Still, the fact that trust is hard to establish and easy to lose means that considerations must go beyond even these seemingly robust measures.
The core problem is that an owner/issuer's interests in any financial operation are not intrinsically aligned with those of their investors. To assure people that this misalignment won't lead to unfavorable results requires consistent, sometimes overboard attention to a brand of trust. In Bailey's case, it came down to pulling out his checkbook to show his character.
This is where the new stablecoins must walk a fine line in dealing with the tether fallout. They must, of course, differentiate and distinguish themselves from that failure, showing why they are more secure, more trustworthy.

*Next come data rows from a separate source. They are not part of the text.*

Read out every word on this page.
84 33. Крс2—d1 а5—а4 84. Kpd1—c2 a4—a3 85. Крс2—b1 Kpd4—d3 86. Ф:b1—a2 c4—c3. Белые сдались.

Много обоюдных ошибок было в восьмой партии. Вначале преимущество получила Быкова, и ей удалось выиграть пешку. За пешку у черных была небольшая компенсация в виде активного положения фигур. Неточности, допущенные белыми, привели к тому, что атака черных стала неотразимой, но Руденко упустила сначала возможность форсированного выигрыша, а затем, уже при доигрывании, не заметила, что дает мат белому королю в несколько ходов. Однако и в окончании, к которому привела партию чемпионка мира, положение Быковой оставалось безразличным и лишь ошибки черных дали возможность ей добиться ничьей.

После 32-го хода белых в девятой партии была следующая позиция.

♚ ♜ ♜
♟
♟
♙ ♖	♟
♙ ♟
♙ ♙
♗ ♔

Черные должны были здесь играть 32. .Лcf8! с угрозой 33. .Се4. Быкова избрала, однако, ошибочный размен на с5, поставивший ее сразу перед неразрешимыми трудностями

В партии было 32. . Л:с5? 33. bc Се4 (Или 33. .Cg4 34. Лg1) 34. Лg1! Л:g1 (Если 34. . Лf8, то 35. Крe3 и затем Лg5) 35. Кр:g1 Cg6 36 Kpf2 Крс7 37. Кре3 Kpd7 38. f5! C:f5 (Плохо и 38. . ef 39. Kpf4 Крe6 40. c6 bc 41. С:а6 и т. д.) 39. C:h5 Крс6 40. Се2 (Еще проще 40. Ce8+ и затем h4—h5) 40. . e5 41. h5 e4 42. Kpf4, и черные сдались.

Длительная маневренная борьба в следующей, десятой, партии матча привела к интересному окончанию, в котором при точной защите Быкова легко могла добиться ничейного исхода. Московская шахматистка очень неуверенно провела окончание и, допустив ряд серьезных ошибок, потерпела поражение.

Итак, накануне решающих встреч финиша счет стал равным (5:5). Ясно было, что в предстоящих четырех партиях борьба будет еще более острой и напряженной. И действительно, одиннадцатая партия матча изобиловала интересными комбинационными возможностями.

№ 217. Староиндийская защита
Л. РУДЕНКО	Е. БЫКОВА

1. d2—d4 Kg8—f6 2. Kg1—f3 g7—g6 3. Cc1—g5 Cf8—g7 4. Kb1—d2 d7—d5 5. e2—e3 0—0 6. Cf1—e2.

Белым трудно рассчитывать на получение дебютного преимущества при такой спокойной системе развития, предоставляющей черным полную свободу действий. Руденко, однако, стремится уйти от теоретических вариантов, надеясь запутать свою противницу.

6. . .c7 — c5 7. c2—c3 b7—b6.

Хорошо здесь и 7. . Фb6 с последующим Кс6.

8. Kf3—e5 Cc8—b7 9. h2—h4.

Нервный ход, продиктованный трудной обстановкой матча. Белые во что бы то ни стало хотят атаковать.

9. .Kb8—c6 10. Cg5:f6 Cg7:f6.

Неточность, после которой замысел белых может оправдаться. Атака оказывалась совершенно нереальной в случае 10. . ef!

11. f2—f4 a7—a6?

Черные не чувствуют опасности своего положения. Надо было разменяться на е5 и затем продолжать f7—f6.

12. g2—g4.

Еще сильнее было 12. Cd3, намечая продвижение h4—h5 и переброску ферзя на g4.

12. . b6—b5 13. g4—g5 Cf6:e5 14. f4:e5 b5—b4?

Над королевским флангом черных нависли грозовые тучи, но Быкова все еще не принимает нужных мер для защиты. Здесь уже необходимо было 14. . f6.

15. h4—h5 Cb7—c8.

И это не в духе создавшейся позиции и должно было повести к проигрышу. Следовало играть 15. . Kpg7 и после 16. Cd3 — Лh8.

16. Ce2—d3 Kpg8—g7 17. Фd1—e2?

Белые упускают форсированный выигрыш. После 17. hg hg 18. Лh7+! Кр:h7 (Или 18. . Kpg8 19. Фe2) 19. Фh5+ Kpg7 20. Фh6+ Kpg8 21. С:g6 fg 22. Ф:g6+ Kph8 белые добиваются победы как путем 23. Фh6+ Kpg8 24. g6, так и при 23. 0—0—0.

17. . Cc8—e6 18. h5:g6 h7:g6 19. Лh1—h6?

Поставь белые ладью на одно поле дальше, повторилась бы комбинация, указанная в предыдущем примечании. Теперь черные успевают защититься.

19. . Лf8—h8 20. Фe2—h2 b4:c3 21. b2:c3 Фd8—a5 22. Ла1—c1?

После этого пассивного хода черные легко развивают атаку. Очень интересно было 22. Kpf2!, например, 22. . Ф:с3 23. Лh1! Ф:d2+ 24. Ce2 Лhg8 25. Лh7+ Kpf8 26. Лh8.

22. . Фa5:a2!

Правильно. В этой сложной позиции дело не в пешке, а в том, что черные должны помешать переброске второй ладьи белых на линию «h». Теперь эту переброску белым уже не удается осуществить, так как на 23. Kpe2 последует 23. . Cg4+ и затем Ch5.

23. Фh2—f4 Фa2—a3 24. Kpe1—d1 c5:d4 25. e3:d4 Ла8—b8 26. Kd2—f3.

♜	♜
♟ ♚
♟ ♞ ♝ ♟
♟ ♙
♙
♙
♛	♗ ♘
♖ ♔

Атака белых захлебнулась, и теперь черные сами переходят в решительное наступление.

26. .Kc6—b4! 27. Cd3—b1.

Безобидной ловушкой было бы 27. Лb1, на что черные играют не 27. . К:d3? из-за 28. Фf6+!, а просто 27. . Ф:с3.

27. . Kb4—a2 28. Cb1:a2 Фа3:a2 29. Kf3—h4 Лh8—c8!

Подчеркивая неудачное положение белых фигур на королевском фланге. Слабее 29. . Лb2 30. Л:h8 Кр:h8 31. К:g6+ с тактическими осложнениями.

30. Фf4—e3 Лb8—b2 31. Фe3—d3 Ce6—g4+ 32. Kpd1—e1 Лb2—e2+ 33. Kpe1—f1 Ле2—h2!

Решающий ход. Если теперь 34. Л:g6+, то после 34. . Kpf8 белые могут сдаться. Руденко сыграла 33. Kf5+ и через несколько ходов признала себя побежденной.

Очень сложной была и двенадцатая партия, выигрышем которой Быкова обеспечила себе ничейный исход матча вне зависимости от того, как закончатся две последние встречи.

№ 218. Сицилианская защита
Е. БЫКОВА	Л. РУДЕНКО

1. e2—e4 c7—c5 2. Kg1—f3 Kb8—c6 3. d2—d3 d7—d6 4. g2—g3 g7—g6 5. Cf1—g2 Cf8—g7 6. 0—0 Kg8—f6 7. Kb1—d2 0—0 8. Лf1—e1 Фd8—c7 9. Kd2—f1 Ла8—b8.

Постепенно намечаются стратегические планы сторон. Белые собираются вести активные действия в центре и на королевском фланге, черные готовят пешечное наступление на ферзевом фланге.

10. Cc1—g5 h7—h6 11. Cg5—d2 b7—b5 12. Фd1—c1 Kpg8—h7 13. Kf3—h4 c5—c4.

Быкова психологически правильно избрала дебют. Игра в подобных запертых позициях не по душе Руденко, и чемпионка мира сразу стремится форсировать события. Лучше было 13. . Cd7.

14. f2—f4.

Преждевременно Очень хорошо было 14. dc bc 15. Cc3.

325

However, if the messaging, whether on Twitter or elsewhere, comes across too strongly as a bid to grab market share, to profit from Tether's woes, one can imagine users imputing corporate motives that don't align with theirs. That could hurt the brand and cause its nebulous pool of trust to run dry.
This is not to wish ill upon these new offerings. We should all wish for their success. A successful stablecoin could not only serve the needs of crypto exchanges as Tether has done but also integrate reliable real-time digital payments in fiat-dominated tokens into a host of other blockchain uses cases such as supply chains and cross-border remittances.
The problem is that they'll have to face another crisis if we're to know whether they've succeeded.